Alors que l’usine Lubrizol reprenait à peine son activité sur le site de Rouen, un terrible incendie a eu lieu à la raffinerie Total de Gonfreville-l’Orcher samedi 14 décembre 2019.
Si l’origine du feu de la raffinerie Total, comme celui de Lubrizol, reste à déterminer, nous pouvons observer des similitudes dans les discours patronaux. Concernant Lubrizol, le collectif unitaire a mis en évidence comment l’industriel et la préfecture avaient caché des informations essentiels en vue de « rassurer » la population, comme la présence de toitures amiantées, le stockage des produits Lubrizol chez Normandie Logistique dans des conditions de sécurité non satisfaisantes ou encore sur la dangerosité du nuage. Concernant l’incendie Total, le préfet garde le même discours sur la non-toxicité du nuage alors qu’il est scientifiquement démontré que les incendies d’hydrocarbure dégagent des composants cancérogènes dont des hydrocarbures polycycliques aromatiques reconnus cancérogènes par le Centre international de recherche sur le cancer.
Trois incidents en trois semaines
Autre similitude, le fait que Total taise les incidents à répétition sur le site, notamment lors du redémarrage après l’arrêt technique programmé de deux mois. Répéter en boucle à la presse que Total a dépensé 110 millions d’euros lors des travaux ne suffit pas pour convaincre que la sécurité est au rendez-vous.
Preuve en est, trois incidents majeurs ont eu lieu sur le site en trois semaines, dont une rupture de canalisation de pétrole brut, une fuite d’éthylène et un départ d’incendie.
Comment ne pas faire le lien entre ces incidents à répétition et les conditions de plus en plus drastiques des arrêts techniques, des arrêts de plus en plus courts, avec de plus en plus de sous-traitance et des contraintes de temps peu compatibles avec des travaux de qualité ? La chasse aux économies et la course aux profits se fait comme toujours au détriment de la sécurité des salariéEs et des populations.

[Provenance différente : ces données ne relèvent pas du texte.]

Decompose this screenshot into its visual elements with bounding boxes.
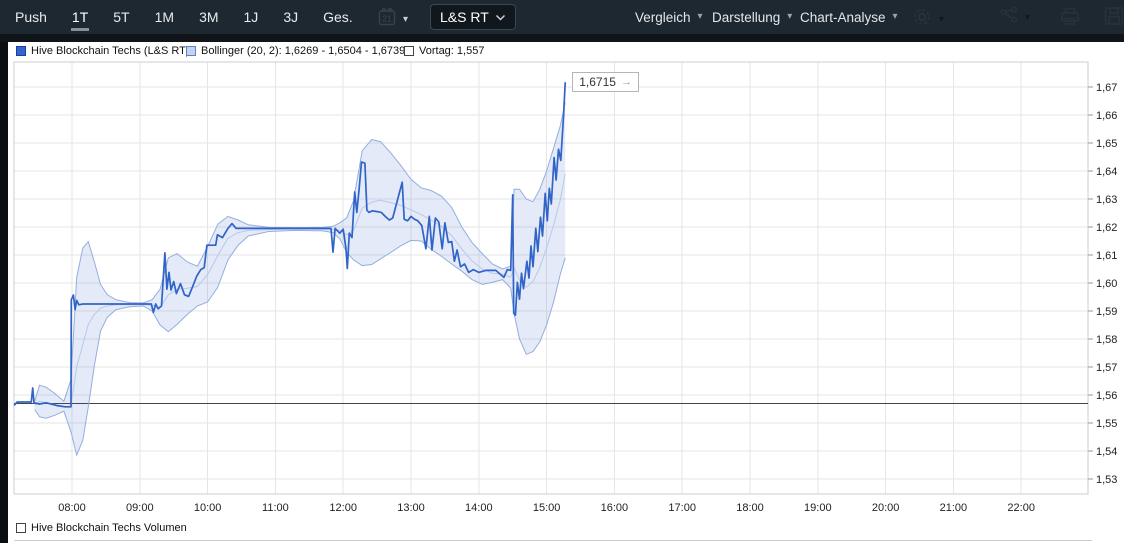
y-axis-label: 1,65 (1096, 138, 1117, 150)
y-axis-label: 1,55 (1096, 418, 1117, 430)
tab-5t[interactable]: 5T (112, 0, 130, 34)
x-axis-label: 09:00 (126, 502, 154, 514)
y-axis-label: 1,63 (1096, 194, 1117, 206)
y-axis-label: 1,60 (1096, 278, 1117, 290)
tab-1m[interactable]: 1M (154, 0, 175, 34)
y-axis-label: 1,64 (1096, 166, 1117, 178)
legend-bollinger-label: Bollinger (20, 2): 1,6269 - 1,6504 - 1,6… (201, 45, 405, 57)
legend-price-series: Hive Blockchain Techs (L&S RT) (16, 42, 190, 60)
menu-darstellung[interactable]: Darstellung ▾ (712, 0, 792, 34)
chevron-down-icon: ▾ (893, 12, 898, 22)
toolbar-divider (0, 34, 1124, 42)
gear-icon (911, 6, 933, 33)
arrow-right-icon: → (621, 76, 632, 88)
x-axis-label: 08:00 (58, 502, 86, 514)
y-axis-label: 1,54 (1096, 446, 1117, 458)
chart-toolbar: Push 1T 5T 1M 3M 1J 3J Ges. 21 ▾ L&S RT … (0, 0, 1124, 34)
settings-button[interactable]: ▾ (911, 6, 944, 33)
calendar-caret-icon: ▾ (403, 15, 408, 25)
tab-3j[interactable]: 3J (282, 0, 299, 34)
calendar-icon: 21 (376, 6, 398, 33)
vortag-color-swatch (404, 46, 414, 56)
x-axis-label: 13:00 (397, 502, 425, 514)
trading-chart-app: { "toolbar": { "push": "Push", "tabs": [… (0, 0, 1124, 543)
date-range-picker[interactable]: 21 ▾ (376, 6, 408, 33)
last-price-value: 1,6715 (579, 75, 616, 89)
feed-select[interactable]: L&S RT (430, 4, 516, 30)
y-axis-label: 1,67 (1096, 82, 1117, 94)
volume-legend: Hive Blockchain Techs Volumen (0, 519, 1124, 537)
bollinger-middle-line (35, 174, 566, 407)
x-axis-label: 14:00 (465, 502, 493, 514)
volume-plot-border (14, 540, 1092, 541)
chevron-down-icon (495, 14, 506, 21)
save-button[interactable] (1103, 6, 1124, 31)
chart-legend: Hive Blockchain Techs (L&S RT) Bollinger… (0, 42, 1124, 60)
y-axis-label: 1,62 (1096, 222, 1117, 234)
menu-vergleich[interactable]: Vergleich ▾ (635, 0, 703, 34)
menu-chart-analyse[interactable]: Chart-Analyse ▾ (800, 0, 898, 34)
x-axis-label: 11:00 (262, 502, 289, 514)
y-axis-label: 1,56 (1096, 390, 1117, 402)
chevron-down-icon: ▾ (698, 12, 703, 22)
bollinger-upper-line (35, 102, 566, 401)
series-color-swatch (16, 46, 26, 56)
y-axis-label: 1,57 (1096, 362, 1117, 374)
chevron-down-icon: ▾ (939, 15, 944, 25)
tab-3m[interactable]: 3M (198, 0, 219, 34)
x-axis-label: 16:00 (601, 502, 629, 514)
legend-price-label: Hive Blockchain Techs (L&S RT) (31, 45, 190, 57)
tab-ges[interactable]: Ges. (322, 0, 354, 34)
menu-darstellung-label: Darstellung (712, 10, 780, 25)
x-axis-label: 15:00 (533, 502, 561, 514)
share-button[interactable]: ▾ (999, 6, 1030, 29)
menu-chart-analyse-label: Chart-Analyse (800, 10, 886, 25)
x-axis-label: 21:00 (940, 502, 968, 514)
intraday-price-chart[interactable]: 1,67 1,66 1,65 1,64 1,63 1,62 1,61 1,60 1,59 1,58… (0, 0, 1124, 543)
y-axis-label: 1,61 (1096, 250, 1117, 262)
bollinger-color-swatch (186, 46, 196, 56)
price-line (15, 83, 566, 407)
x-axis-label: 18:00 (736, 502, 764, 514)
y-axis-label: 1,53 (1096, 474, 1117, 486)
tab-1j[interactable]: 1J (243, 0, 260, 34)
x-axis-label: 12:00 (329, 502, 357, 514)
x-axis-label: 20:00 (872, 502, 900, 514)
chevron-down-icon: ▾ (787, 12, 792, 22)
feed-select-value: L&S RT (440, 9, 489, 25)
share-nodes-icon (999, 6, 1019, 29)
legend-volume-label: Hive Blockchain Techs Volumen (31, 522, 187, 534)
printer-icon (1058, 6, 1082, 31)
legend-vortag: Vortag: 1,557 (404, 42, 484, 60)
x-axis-label: 19:00 (804, 502, 832, 514)
tab-1t[interactable]: 1T (71, 0, 89, 34)
last-price-flag: 1,6715 → (572, 72, 639, 92)
widget-left-border (0, 42, 8, 543)
print-button[interactable] (1058, 6, 1082, 31)
volume-color-swatch (16, 523, 26, 533)
calendar-day-number: 21 (382, 14, 392, 24)
x-axis-label: 17:00 (668, 502, 696, 514)
range-tab-bar: Push 1T 5T 1M 3M 1J 3J Ges. (14, 0, 354, 34)
legend-bollinger: Bollinger (20, 2): 1,6269 - 1,6504 - 1,6… (186, 42, 405, 60)
save-icon (1103, 6, 1124, 31)
push-toggle[interactable]: Push (14, 0, 48, 34)
legend-vortag-label: Vortag: 1,557 (419, 45, 484, 57)
chevron-down-icon: ▾ (1025, 13, 1030, 23)
y-axis-label: 1,59 (1096, 306, 1117, 318)
bollinger-band-fill (35, 102, 566, 455)
menu-vergleich-label: Vergleich (635, 10, 691, 25)
x-axis-label: 22:00 (1007, 502, 1035, 514)
y-axis-label: 1,58 (1096, 334, 1117, 346)
x-axis-label: 10:00 (194, 502, 222, 514)
y-axis-label: 1,66 (1096, 110, 1117, 122)
legend-volume-series: Hive Blockchain Techs Volumen (16, 519, 187, 537)
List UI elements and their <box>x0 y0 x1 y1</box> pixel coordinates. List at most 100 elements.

La « transparence totale », vraiment ?
Lors de sa visite sur le site de Lubrizol le 30 septembre dernier, le Premier ministre Édouard Philippe a insisté sur un mot d’ordre : « la transparence totale ». Force est de constater qu’on est loin du compte concernant la reprise partielle d’activité de Lubrizol. Ainsi les éléments transmis au CODERST (conseil départemental de l’environnement et des risques sanitaires et technologiques) ne sont pas publics, tandis que la direction de Lubrizol se refuse à informer les riverainEs des travaux réalisés sur le site, de la mise à jour de son évaluation du risque, de son plan de lutte contre l’incendie, des conditions d’enfutage et de stockage sur trois nouveaux sites sous-traités, de la publication sur son site de documents rendus obligatoires par la réglementation… Bref, une communication à minima qui n’est pas pour rassurer travailleurEs et riverainEs. Sans compter que le redémarrage d’une partie de l’activité se fait sans que l’on connaisse à ce jour la cause de l’incendie, et avant même le résultat de l’expertise pour risque grave votée par les représentantEs du personnel de Lubrizol.
Depuis l’incendie Lubrizol du 26 septembre 2019, plusieurs syndicats, CGT en tête, ne cessent de répéter que les industriels jouent de plus en plus avec la vie des salariéEs et des riverainEs, que des pans entiers de la réglementation ne sont pas respectés par les donneurs d’ordres en matière de sous-traitance et de formation notamment comme le confirme l’enquête du Club Maintenance de la CCI de Rouen.
Si les organisations syndicales portent des revendications essentielles comme l’interdiction de la sous-traitance dans les industries à risque, le retour des CHSCT avec des pouvoirs renforcés ou l’impunité zéro contre la délinquance en col blanc, il ne faut pas perdre de vue que le combat principal doit être d’interdire aux capitalistes de posséder des industries dangereuses comme la chimie, le pétrole ou encore la fabrication de médicaments.